# toro sr4 blade overide vibration sqeeking and noise



## juggy (Aug 22, 2008)

Hello,

i hit a stump with my toro mower Super recycler SR4 20056

when the blad is not engaged (blade overide) it makes an awefull racket

loud vibrations and squeeling when running 

any ideas

it runs fine when blade is engaged - problem only occurs when on and blade is shut off


----------



## 30yearTech (Sep 14, 2006)

The crankshaft is probably bent.

To check this, remove your spark plug and tip the mower on its side with the air filter facing up. Pull the rope and look at the blade to see if there is any up and down or back and forth movement, it should be still if the shaft is not bent. If there is movement then the crankshaft is bent and will need to be replaced.

If you continue to run it with a bent shaft, it will destroy the bearing in the blade clutch.


----------



## juggy (Aug 22, 2008)

thanks,

i figured that is what it was based on searches

i will need to get a shop to do it for me

any idea how much i approximately i am looking at parts & labor?


----------



## 30yearTech (Sep 14, 2006)

Well it really depends upon your geographic area, labor rates can vary widely.

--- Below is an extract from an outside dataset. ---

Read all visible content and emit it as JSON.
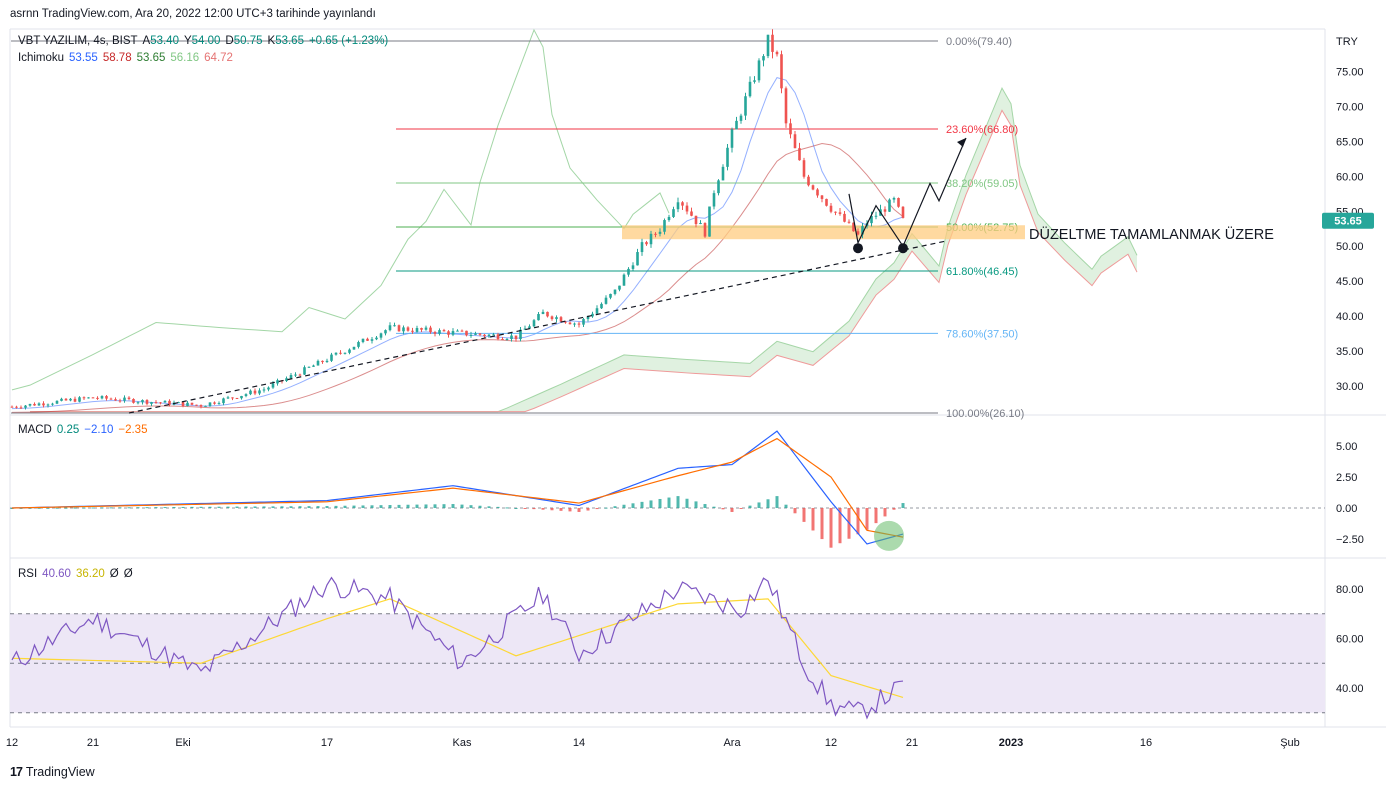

A new crankshaft is about $50.00 and labor to install it should be about 1 1/2 hours labor, in my neck of the woods labor would run about $98.00 with miscellaneous parts like gaskets seals and oil total might be around $165.00.

Most any reputable repair facility or mechanic can give you a pretty close estimate for this type of repair. Just give them your model number and ask them how much to install a new crankshaft, its not an uncommon repair.


----------